Alert description
This alert monitors whether the observer process is running on the OBServer host. If the observer process is not running, the alert is triggered.
Alert principle
| Parameter | Value |
|---|---|
| Monitoring Metric | observer_process_exists |
| Monitoring Source | Monitoring of basic host features to check if there are observer processes in the system. You can run the ps -ef|grep -w observer|grep -v grep|wc -l command to view the number of observer processes. |
| Collected metric | process_exists |
| monitoring expression | min(process_exists{name="observer",@LABELS}) by (@GBLABELS) |
| Sampling Interval | 1 sec |
Rule information
| Monitoring Expression | Meaning of the Monitoring Metric | Default Threshold | Detection Cycle | Elimination Cycle |
|---|---|---|---|---|
| observer_process_exists == 0 | 0 | 10 seconds | 5 minutes |
Alert message
| Alert Trigger Method | Alert Level | Scope |
|---|---|---|
| Expression based on monitoring metrics | Critical | Server |
Alert template
- Alert Overview
- Template: ${alarm_target} ${alarm_name}
- Example: obcluster=obcluster-1631964370:svr_ip=xxx.xxx.xxx.xxx OceanBase server process does not exist
- Alert Details
- Template: cluster: ${ob_cluster_name}, host: ${host}, alert: OceanBase server process does not exist.

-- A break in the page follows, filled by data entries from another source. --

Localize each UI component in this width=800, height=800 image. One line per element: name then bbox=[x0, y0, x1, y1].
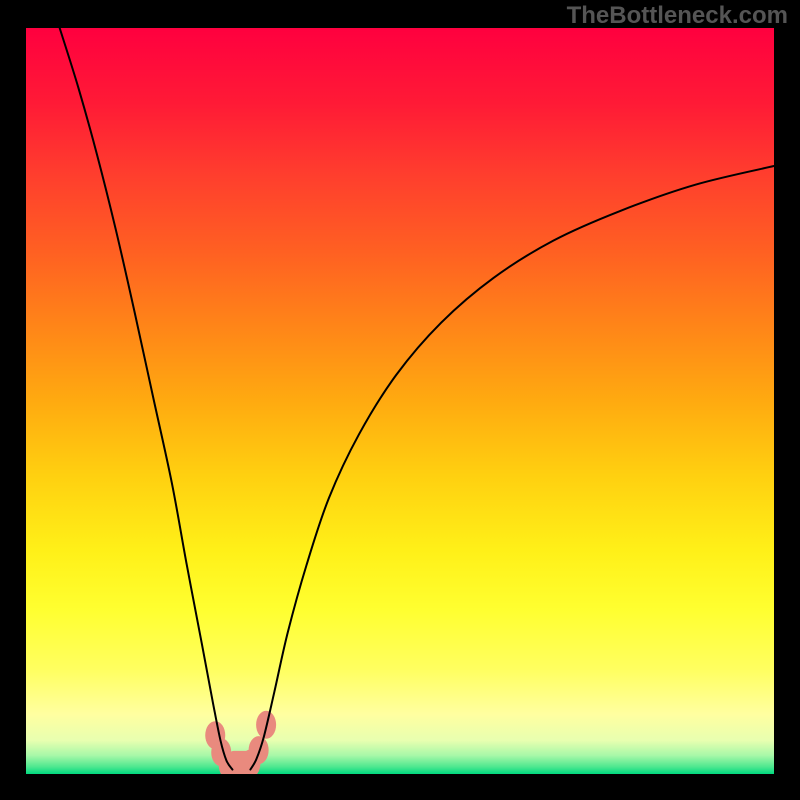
curve-layer bbox=[26, 28, 774, 774]
chart-container: TheBottleneck.com bbox=[0, 0, 800, 800]
left-curve bbox=[60, 28, 233, 770]
valley-bump-marker bbox=[249, 736, 269, 764]
watermark-text: TheBottleneck.com bbox=[567, 2, 788, 30]
right-curve bbox=[250, 166, 774, 770]
plot-area bbox=[26, 28, 774, 774]
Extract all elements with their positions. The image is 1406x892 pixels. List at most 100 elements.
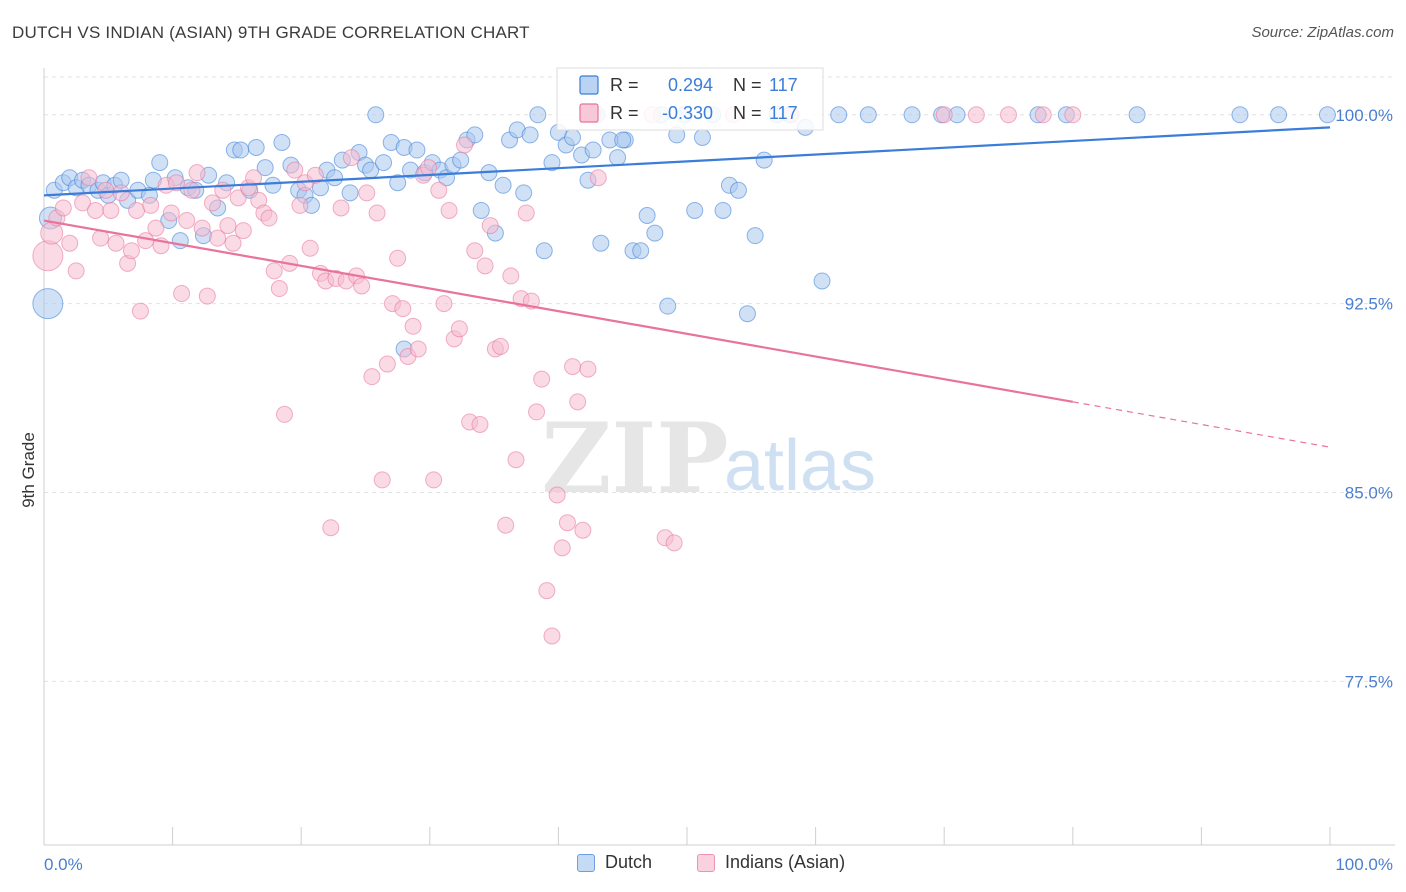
point-indians-asian-56 <box>332 199 350 217</box>
point-indians-asian-99 <box>553 539 571 557</box>
point-indians-asian-62 <box>363 368 381 386</box>
point-indians-asian-31 <box>203 194 221 212</box>
point-dutch-91 <box>693 128 711 146</box>
point-indians-asian-76 <box>435 295 453 313</box>
point-indians-asian-109 <box>665 534 683 552</box>
point-dutch-93 <box>714 201 732 219</box>
point-indians-asian-116 <box>1064 106 1082 124</box>
point-dutch-80 <box>609 149 627 167</box>
point-indians-asian-47 <box>286 161 304 179</box>
point-indians-asian-113 <box>967 106 985 124</box>
y-tick-label-0: 100.0% <box>1335 106 1393 125</box>
stats-r-value-dutch: 0.294 <box>668 75 713 95</box>
point-indians-asian-106 <box>589 169 607 187</box>
point-indians-asian-112 <box>935 106 953 124</box>
stats-r-label-dutch: R = <box>610 75 639 95</box>
point-indians-asian-10 <box>97 181 115 199</box>
point-indians-asian-25 <box>173 285 191 303</box>
point-dutch-115 <box>614 131 632 149</box>
trend-line-indians-asian <box>43 219 1073 403</box>
point-indians-asian-17 <box>131 302 149 320</box>
point-dutch-98 <box>755 151 773 169</box>
trend-line-dutch <box>43 126 1331 197</box>
trend-lines <box>43 126 1331 448</box>
point-indians-asian-51 <box>306 166 324 184</box>
point-indians-asian-3 <box>54 199 72 217</box>
point-indians-asian-102 <box>569 393 587 411</box>
point-dutch-46 <box>367 106 385 124</box>
point-indians-asian-88 <box>497 516 515 534</box>
point-indians-asian-101 <box>564 358 582 376</box>
point-dutch-40 <box>326 169 344 187</box>
point-indians-asian-5 <box>67 262 85 280</box>
watermark: ZIP atlas <box>541 402 876 515</box>
stats-r-value-indians-asian: -0.330 <box>662 103 713 123</box>
point-indians-asian-16 <box>128 201 146 219</box>
point-indians-asian-83 <box>471 415 489 433</box>
point-dutch-58 <box>452 151 470 169</box>
point-dutch-85 <box>646 224 664 242</box>
point-dutch-97 <box>746 227 764 245</box>
legend-item-dutch[interactable]: Dutch <box>577 852 652 873</box>
chart-title: DUTCH VS INDIAN (ASIAN) 9TH GRADE CORREL… <box>12 23 530 42</box>
point-indians-asian-6 <box>74 194 92 212</box>
point-indians-asian-95 <box>533 370 551 388</box>
stats-box-frame <box>556 67 824 131</box>
point-indians-asian-12 <box>107 234 125 252</box>
point-dutch-95 <box>729 181 747 199</box>
stats-legend-box: R = 0.294 N = 117 R = -0.330 N = 117 <box>556 67 824 131</box>
point-indians-asian-74 <box>425 471 443 489</box>
legend-label-dutch: Dutch <box>605 852 653 872</box>
point-indians-asian-11 <box>102 201 120 219</box>
point-indians-asian-50 <box>301 239 319 257</box>
point-indians-asian-0 <box>32 240 64 272</box>
point-indians-asian-48 <box>291 196 309 214</box>
stats-n-label-indians-asian: N = <box>733 103 762 123</box>
point-dutch-47 <box>375 154 393 172</box>
point-indians-asian-61 <box>358 184 376 202</box>
tick-labels: 100.0% 92.5% 85.0% 77.5% 0.0% 100.0% <box>44 106 1393 874</box>
point-dutch-74 <box>564 128 582 146</box>
point-indians-asian-98 <box>548 486 566 504</box>
point-dutch-71 <box>543 154 561 172</box>
point-indians-asian-79 <box>450 320 468 338</box>
point-indians-asian-4 <box>61 234 79 252</box>
point-dutch-60 <box>466 126 484 144</box>
point-dutch-17 <box>151 154 169 172</box>
point-indians-asian-65 <box>378 355 396 373</box>
point-indians-asian-103 <box>574 521 592 539</box>
y-axis-label: 9th Grade <box>19 432 38 508</box>
point-dutch-77 <box>584 141 602 159</box>
legend-item-indians-asian[interactable]: Indians (Asian) <box>697 852 845 873</box>
point-dutch-31 <box>256 159 274 177</box>
point-indians-asian-7 <box>80 169 98 187</box>
point-indians-asian-115 <box>1034 106 1052 124</box>
point-dutch-0 <box>32 288 64 320</box>
stats-n-value-dutch: 117 <box>769 75 798 95</box>
point-indians-asian-70 <box>404 317 422 335</box>
point-indians-asian-100 <box>558 514 576 532</box>
stats-swatch-indians-asian <box>579 103 599 123</box>
grid-lines <box>44 76 1395 682</box>
point-indians-asian-94 <box>528 403 546 421</box>
x-tick-label-1: 100.0% <box>1335 855 1393 874</box>
point-dutch-111 <box>1231 106 1249 124</box>
point-indians-asian-80 <box>456 136 474 154</box>
point-indians-asian-34 <box>219 217 237 235</box>
point-dutch-105 <box>903 106 921 124</box>
point-indians-asian-44 <box>270 280 288 298</box>
point-dutch-42 <box>341 184 359 202</box>
point-indians-asian-43 <box>265 262 283 280</box>
point-indians-asian-13 <box>112 184 130 202</box>
stats-n-value-indians-asian: 117 <box>769 103 798 123</box>
point-dutch-96 <box>738 305 756 323</box>
point-indians-asian-71 <box>409 340 427 358</box>
point-indians-asian-77 <box>440 201 458 219</box>
point-indians-asian-32 <box>209 229 227 247</box>
point-dutch-28 <box>232 141 250 159</box>
point-indians-asian-20 <box>147 219 165 237</box>
point-indians-asian-24 <box>167 174 185 192</box>
point-indians-asian-28 <box>188 164 206 182</box>
point-dutch-87 <box>659 297 677 315</box>
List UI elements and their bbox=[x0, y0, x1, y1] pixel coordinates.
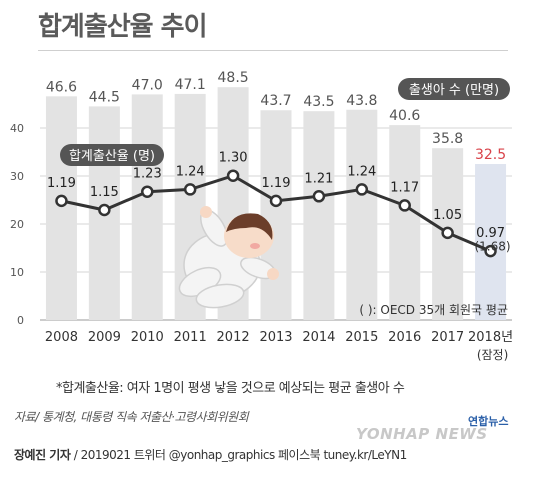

- Sample: Cluster: obcluster-1, Host: xxx.xxx.xxx.xxx, Alert: OceanBase server process does not exist.
- Alert Restore
- Template: Alert: ${alarm_name}, OceanBase server process status: ${recover_value}
- Example: Alert: OceanBase server process does not exist, OceanBase server process status: 1
Impact on the system
- For a single-replica system, the absence of observer processes would result in the service being halted. For a multi-replica OceanBase cluster, the availability may decrease because the observer process does not exist: for example, 3 zones to 2 zones or 3 IDCs within a region to 2 IDCs.
Potential causes
The OBServer node is unexpectedly restarted, for example, when it is killed due to insufficient system resources.
Treatment Method
Attempt to restore the observer process when it unexpectedly exits. You can execute an alert action plan to resolve the issue. For more information, see Alert action plans.
The event was triggered only once within the 30 minutes before the event occurred.
Check if the host's basic monitoring metrics, such as memory usage, CPU utilization, load, and disk usage, meet the expected standards.
Check if there are many error logs in the running log of the OBServer node:
tail -10000 /home/admin/oceanbase/log/observer.log.wf | grep ERROR | wc -lIf there are a large number of error logs, contact technical support.
Check the OS logs, search for the error keyword in the
/var/log/messageslog file, and observe the system's returned information.